Dominik: Ja. Katja: Ähm, ja, das Interessante ist –
Katja: das heißt bei dir ist es so’n bisschen:
Katja: Du hattest ‘ne Community, du hattest ‘ne gewisse Menge an
Katja: Followern und da gab es dann welche, die gefragt haben?
Katja: Nach Deutsch und Deutschland und so weiter?
Katja: Das heißt, das ist sozusagen bei dir aus dem,
Katja: aus YouTube heraus schon entstanden, das finde ich immer sehr interessant.
Dominik: Ganz organisch, ja. Katja: Bei mir …
Katja: ähm, bei mir ist es mehr aus meinem eigenen Interesse
Katja: an … an Sprachen,
Katja: an Dingen erklären,
Katja: und an “Ich will irgendwas auf YouTube machen!” entstanden.
Katja: Und ich hatte, glaub’ ich, so, ähm …
Katja: Es gab son’ paar … kennst du noch … sagt dir der Name “SpeedyConKiwi” was?
Dominik: Jaja, da hatte ich ja, äh … oder da hatte ich dir glaube ich auch schon mal von erzählt,
Dominik: oder du kennst sie ja sicherlich, wie du gerade auch schon gesagt hast selber.
Dominik: Aber die hat das, glaube ich, als allererste auf YouTube gemacht,
Dominik: so, also wirklich Ur-Ur-YouTuber, was “Deutsch beibringen” angeht. Katja: Genau.
Katja: Die macht gar keine Videos mehr. Das war eine deutsche YouTuberin, die ähm …
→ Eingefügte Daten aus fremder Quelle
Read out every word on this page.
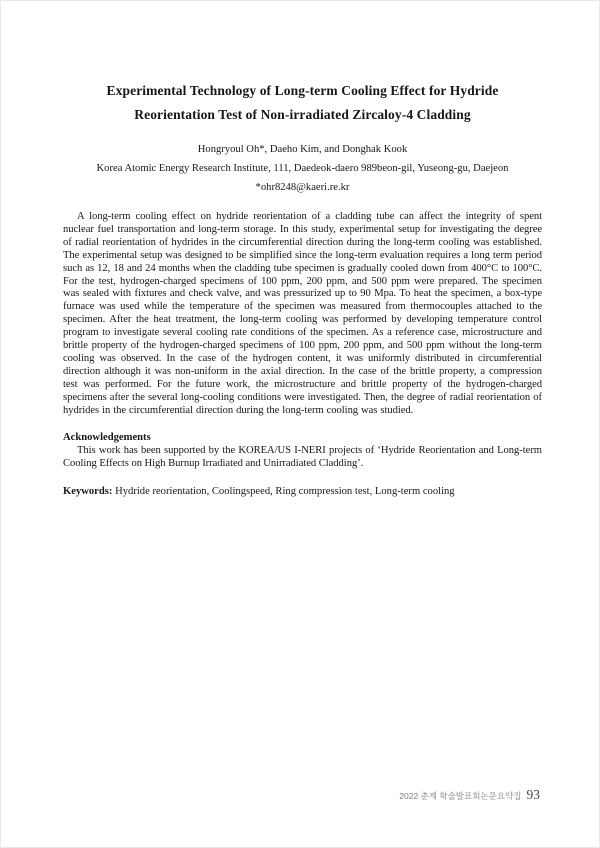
Experimental Technology of Long-term Cooling Effect for Hydride
Reorientation Test of Non-irradiated Zircaloy-4 Cladding
Hongryoul Oh*, Daeho Kim, and Donghak Kook
Korea Atomic Energy Research Institute, 111, Daedeok-daero 989beon-gil, Yuseong-gu, Daejeon
*ohr8248@kaeri.re.kr

A long-term cooling effect on hydride reorientation of a cladding tube can affect the integrity of spent nuclear fuel transportation and long-term storage. In this study, experimental setup for investigating the degree of radial reorientation of hydrides in the circumferential direction during the long-term cooling was established. The experimental setup was designed to be simplified since the long-term evaluation requires a long term period such as 12, 18 and 24 months when the cladding tube specimen is gradually cooled down from 400°C to 100°C. For the test, hydrogen-charged specimens of 100 ppm, 200 ppm, and 500 ppm were prepared. The specimen was sealed with fixtures and check valve, and was pressurized up to 90 Mpa. To heat the specimen, a box-type furnace was used while the temperature of the specimen was measured from thermocouples attached to the specimen. After the heat treatment, the long-term cooling was performed by developing temperature control program to investigate several cooling rate conditions of the specimen. As a reference case, microstructure and brittle property of the hydrogen-charged specimens of 100 ppm, 200 ppm, and 500 ppm without the long-term cooling was observed. In the case of the hydrogen content, it was uniformly distributed in circumferential direction although it was non-uniform in the axial direction. In the case of the brittle property, a compression test was performed. For the future work, the microstructure and brittle property of the hydrogen-charged specimens after the several long-cooling conditions were investigated. Then, the degree of radial reorientation of hydrides in the circumferential direction during the long-term cooling was studied.

Acknowledgements

This work has been supported by the KOREA/US I-NERI projects of ‘Hydride Reorientation and Long-term Cooling Effects on High Burnup Irradiated and Unirradiated Cladding’.

Keywords: Hydride reorientation, Coolingspeed, Ring compression test, Long-term cooling

2022 춘계 학술발표회논문요약집 93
Katja: Das war noch vor 2010 – da gab es so eine ganz kleine deutschsprachige Community,
Katja: die auch auf Deutsch Videos gemacht haben
Katja: und die halt so ‘ne Gruppe von Followern hatten, die relativ … also, die war sich sehr ähnlich
Katja: und sie war eine davon, sie hat auch eigentlich ganz andere Videos gemacht,
Katja: und hatte dann so
Katja: vier, fünf Videos, ganz kurze, gemacht, wo sie ein bisschen Deutsch beigebracht hat.
Katja: So von eins bis zehn zählen oder sowas.
Katja: Und, ähm, das fand ich damals auch ganz cool, aber
Katja: es war halt sehr begrenzt. Es war sehr, sehr basic.